Por óbvio, o cliente pode encarregar a agência de escolher o nível de tradução que ele comprará. Nesse caso, ele deverá especificar o objetivo e o orçamento, deixando todo o resto a cargo da agência.

Volto agora da digressão.

Há que se dizer enfaticamente que a tradução não é de jeito nenhum uma commodity, muito pelo contrário! A rigor, muitos elementos podem fazer a diferença entre uma tradução e outra: a complexidade do texto a ser traduzido (teriam o jargão técnico, a terminologia, a sintaxe, etc. o condão de exigir competências específicas?), o assunto (um texto de marketing ou um artigo científico sobre Física Nuclear), o público-alvo (o texto será destinado a pessoas em geral, bem-informadas ou altamente competentes?), o objetivo da tradução (se existe apenas a necessidade de saber do que o texto fala, ou se o texto traduzido deverá convencer um público de outra cultura a comprar um produto ou serviço), o orçamento (basta pagar um principiante ou existe a necessidade de contar com o estilo de um tradutor competente em redação?)... e a lista pode prosseguir ad aeternum.

É evidente que o cliente tem todo o interesse de expor suas exigências e fazer escolhas que vão além do simples custo da tradução.

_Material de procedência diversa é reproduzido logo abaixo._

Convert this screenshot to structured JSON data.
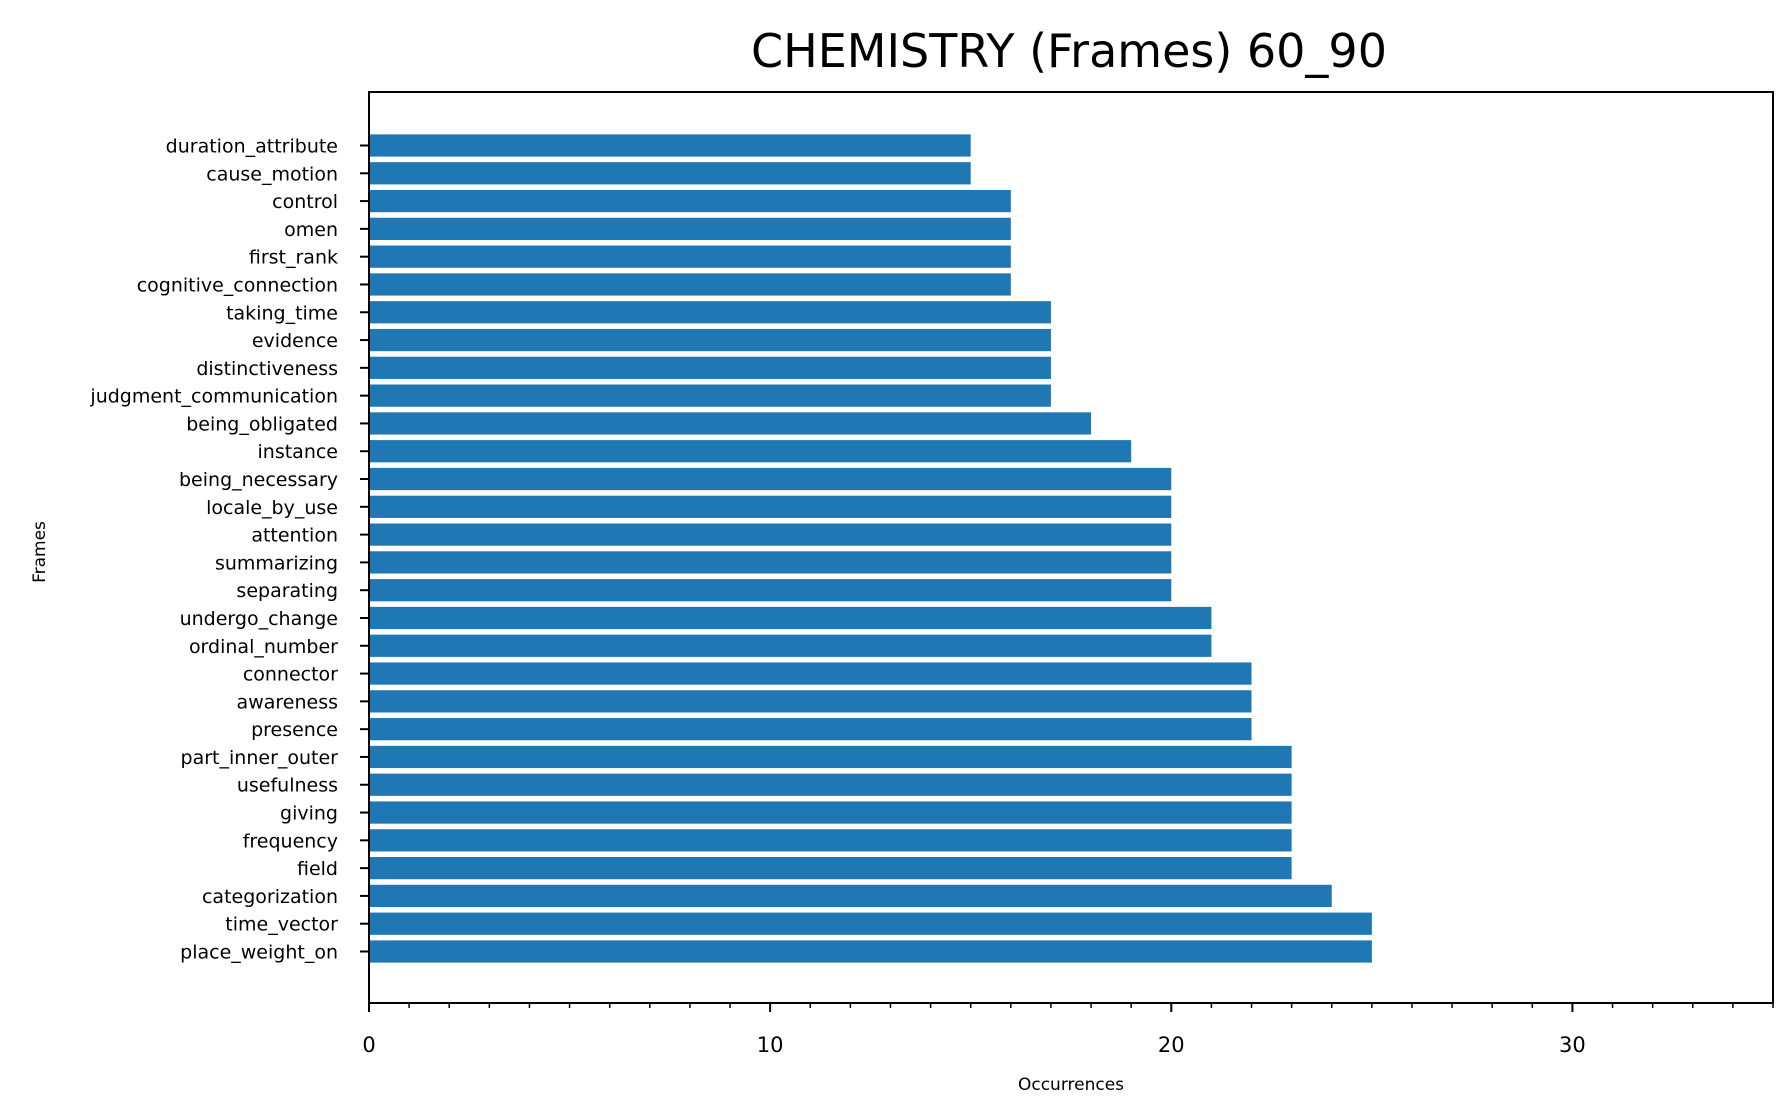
{
  "chart_data": {
    "type": "bar",
    "orientation": "horizontal",
    "title": "CHEMISTRY (Frames) 60_90",
    "xlabel": "Occurrences",
    "ylabel": "Frames",
    "xlim": [
      0,
      35
    ],
    "xticks": [
      0,
      10,
      20,
      30
    ],
    "grid": false,
    "bar_color": "#1f77b4",
    "categories": [
      "duration_attribute",
      "cause_motion",
      "control",
      "omen",
      "first_rank",
      "cognitive_connection",
      "taking_time",
      "evidence",
      "distinctiveness",
      "judgment_communication",
      "being_obligated",
      "instance",
      "being_necessary",
      "locale_by_use",
      "attention",
      "summarizing",
      "separating",
      "undergo_change",
      "ordinal_number",
      "connector",
      "awareness",
      "presence",
      "part_inner_outer",
      "usefulness",
      "giving",
      "frequency",
      "field",
      "categorization",
      "time_vector",
      "place_weight_on"
    ],
    "values": [
      15,
      15,
      16,
      16,
      16,
      16,
      17,
      17,
      17,
      17,
      18,
      19,
      20,
      20,
      20,
      20,
      20,
      21,
      21,
      22,
      22,
      22,
      23,
      23,
      23,
      23,
      23,
      24,
      25,
      25
    ]
  }
}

De resto, comprar um serviço indistinto “de qualidade ao melhor preço” pode ter conseqüências bem graves. Basta pensar no custo de reimprimir uma revista que contém uma tradução errada, ou nos custos de recuperar a confiança numa marca enfraquecida por uma mensagem equivocada, ou mesmo nos prejuízos causados por uma campanha promocional que não gerou resultados por causa da ineficácia dos seus textos. Essa lista também poderia seguir adiante ad nauseam. É por isso que os clientes não devem se aferrar jamais à simples análise do custo da tradução, mas sim perguntar-se sempre se o serviço entregue pela agência realmente está em condições de atingir os objetivos pretendidos por meio do trabalho de tradução: se a tradução for considerada um serviço que deve ser capaz de atender a um determinada exigências, o cliente perceberá que a tradução não é, de fato, uma commodity, ao contrário: as diferenças, em certos casos, podem saltar aos olhos.

terça-feira, 6 de junho de 2017

O prazo e o sal

Cum monte salis

Hoje trago ao amável leitor uma historieta bonitinha que cursinhos e faculdadezinhas (pagos e muito bem pagos) jamais lhes contarão.

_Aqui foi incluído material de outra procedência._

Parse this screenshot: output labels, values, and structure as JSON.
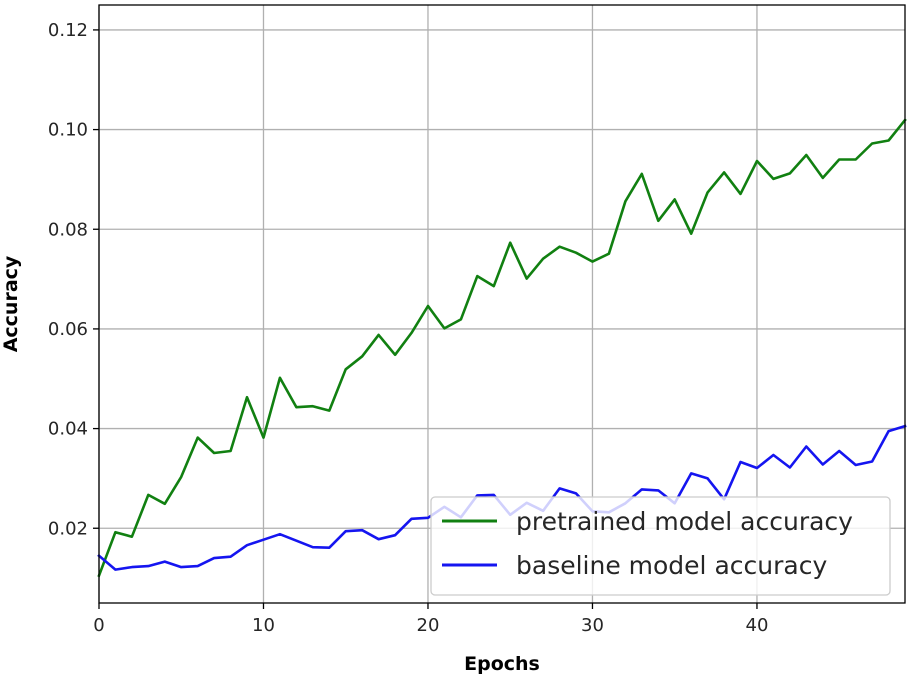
{
  "chart_data": {
    "type": "line",
    "title": "",
    "xlabel": "Epochs",
    "ylabel": "Accuracy",
    "xlim": [
      0,
      49
    ],
    "ylim": [
      0.005,
      0.125
    ],
    "grid": true,
    "legend_position": "lower-right",
    "x_ticks": [
      0,
      10,
      20,
      30,
      40
    ],
    "x_tick_labels": [
      "0",
      "10",
      "20",
      "30",
      "40"
    ],
    "y_ticks": [
      0.02,
      0.04,
      0.06,
      0.08,
      0.1,
      0.12
    ],
    "y_tick_labels": [
      "0.02",
      "0.04",
      "0.06",
      "0.08",
      "0.10",
      "0.12"
    ],
    "x": [
      0,
      1,
      2,
      3,
      4,
      5,
      6,
      7,
      8,
      9,
      10,
      11,
      12,
      13,
      14,
      15,
      16,
      17,
      18,
      19,
      20,
      21,
      22,
      23,
      24,
      25,
      26,
      27,
      28,
      29,
      30,
      31,
      32,
      33,
      34,
      35,
      36,
      37,
      38,
      39,
      40,
      41,
      42,
      43,
      44,
      45,
      46,
      47,
      48,
      49
    ],
    "series": [
      {
        "name": "pretrained model accuracy",
        "color": "#118011",
        "values": [
          0.0105,
          0.0192,
          0.0183,
          0.0267,
          0.0249,
          0.0303,
          0.0382,
          0.0351,
          0.0355,
          0.0463,
          0.0382,
          0.0502,
          0.0443,
          0.0445,
          0.0436,
          0.0519,
          0.0545,
          0.0588,
          0.0548,
          0.0592,
          0.0646,
          0.0601,
          0.0619,
          0.0706,
          0.0686,
          0.0773,
          0.0701,
          0.0741,
          0.0765,
          0.0753,
          0.0735,
          0.0751,
          0.0856,
          0.0911,
          0.0817,
          0.086,
          0.0791,
          0.0874,
          0.0914,
          0.0871,
          0.0937,
          0.0901,
          0.0912,
          0.0949,
          0.0903,
          0.094,
          0.094,
          0.0972,
          0.0978,
          0.1019
        ]
      },
      {
        "name": "baseline model accuracy",
        "color": "#1515f0",
        "values": [
          0.0145,
          0.0117,
          0.0122,
          0.0124,
          0.0133,
          0.0122,
          0.0124,
          0.014,
          0.0143,
          0.0166,
          0.0177,
          0.0188,
          0.0175,
          0.0162,
          0.0161,
          0.0194,
          0.0196,
          0.0178,
          0.0186,
          0.0219,
          0.0221,
          0.0243,
          0.0222,
          0.0266,
          0.0267,
          0.0227,
          0.0251,
          0.0235,
          0.028,
          0.027,
          0.0234,
          0.0232,
          0.025,
          0.0278,
          0.0276,
          0.025,
          0.031,
          0.03,
          0.0258,
          0.0333,
          0.0321,
          0.0347,
          0.0322,
          0.0364,
          0.0328,
          0.0355,
          0.0327,
          0.0334,
          0.0395,
          0.0405
        ]
      }
    ]
  }
}
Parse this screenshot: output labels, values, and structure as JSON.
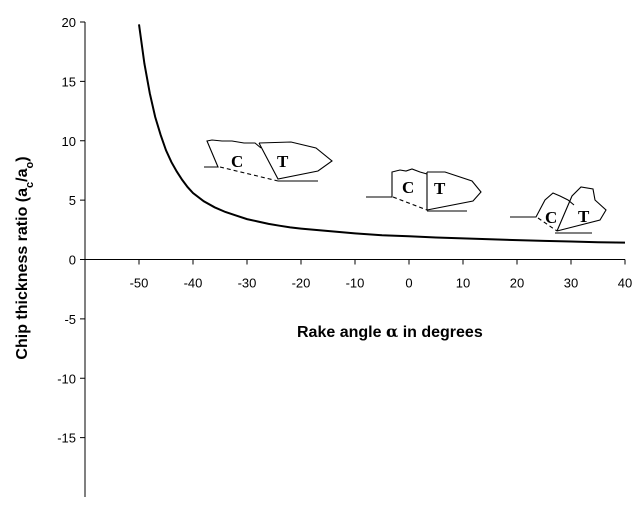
{
  "chart_data": {
    "type": "line",
    "xlabel_main": "Rake angle ",
    "xlabel_symbol": "α",
    "xlabel_tail": " in degrees",
    "ylabel_main": "Chip thickness ratio (a",
    "ylabel_sub1": "c",
    "ylabel_mid": "/a",
    "ylabel_sub2": "o",
    "ylabel_end": ")",
    "xlim": [
      -60,
      40
    ],
    "ylim": [
      -20,
      20
    ],
    "x_ticks": [
      -50,
      -40,
      -30,
      -20,
      -10,
      0,
      10,
      20,
      30,
      40
    ],
    "y_ticks": [
      20,
      15,
      10,
      5,
      0,
      -5,
      -10,
      -15
    ],
    "series": [
      {
        "x": [
          -50,
          -49,
          -48,
          -47,
          -46,
          -45,
          -44,
          -43,
          -42,
          -41,
          -40,
          -38,
          -36,
          -34,
          -32,
          -30,
          -28,
          -26,
          -24,
          -22,
          -20,
          -15,
          -10,
          -5,
          0,
          5,
          10,
          15,
          20,
          25,
          30,
          35,
          40
        ],
        "y": [
          19.8,
          16.5,
          14.0,
          12.0,
          10.5,
          9.2,
          8.2,
          7.4,
          6.7,
          6.1,
          5.6,
          4.9,
          4.4,
          4.0,
          3.7,
          3.4,
          3.2,
          3.0,
          2.85,
          2.7,
          2.6,
          2.4,
          2.2,
          2.05,
          1.95,
          1.85,
          1.78,
          1.7,
          1.63,
          1.57,
          1.52,
          1.46,
          1.42
        ]
      }
    ],
    "annotations": [
      {
        "tool": "T",
        "chip": "C"
      },
      {
        "tool": "T",
        "chip": "C"
      },
      {
        "tool": "T",
        "chip": "C"
      }
    ]
  }
}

Reza a lenda que, muitos e muitos séculos atrás, no longínquo e distante mês de maio de 2017, uma agência de traduções afamadíssima, certificadíssima e diplomadíssima enviou a um pobre chela das letras (que também atende pela alcunha de "tradutor"), no ocaso de uma sexta-feira, um projeto de tradução (EN-PT) de 13 mil palavras para ser entregue IMPRETERIVELMENTE (grifo e chave-de-roda necessários) às 15h00 do domingo; do contrário, terríveis maldições e castigos pecuniários se abateriam sobre o lombo do desditoso tradoperário (valei-me, Joyce!).

O valente tradutor, imbuído de insopitável ardor (xi, rimou!), lança-se à ingente tarefa e (vamos encurtar a história), com um sorriso no rosto, entrega o trabalho dentro do prazo dominical pós-prandial, piamente crendo que os responsáveis pelo recebimento do material na agência lá estariam, listos e lestos, às 15h01, para tomar em suas mãos o resultado do árduo labor tradutório.

Ledo (Ivo) engano do tresnoitado e desditoso devoto de São Jerônimo.

Nos albores do dia consagrado pelos pagãos à Lua, chega-lhe à caixa de entrada um aviso automático do serviço de transferência de arquivos (WeTransfer), informando que os denodados controladores de qualidade da agência (cuja atividade conta com a chancela de todos os órgãos certificadores da galáxia e adjacências limítrofes) haviam tido seu primeiro contato com o material (tão pontualmente entregue na véspera) ÀS QUATRO HORAS E CINQÜENTA E QUATRO MINUTOS DA MADRUGADA).

Moral da história: sempre tomem os "prazos finais e impreteríveis" exigidos pelas agências não com um grão de sal, mas com uma salina potiguar inteira.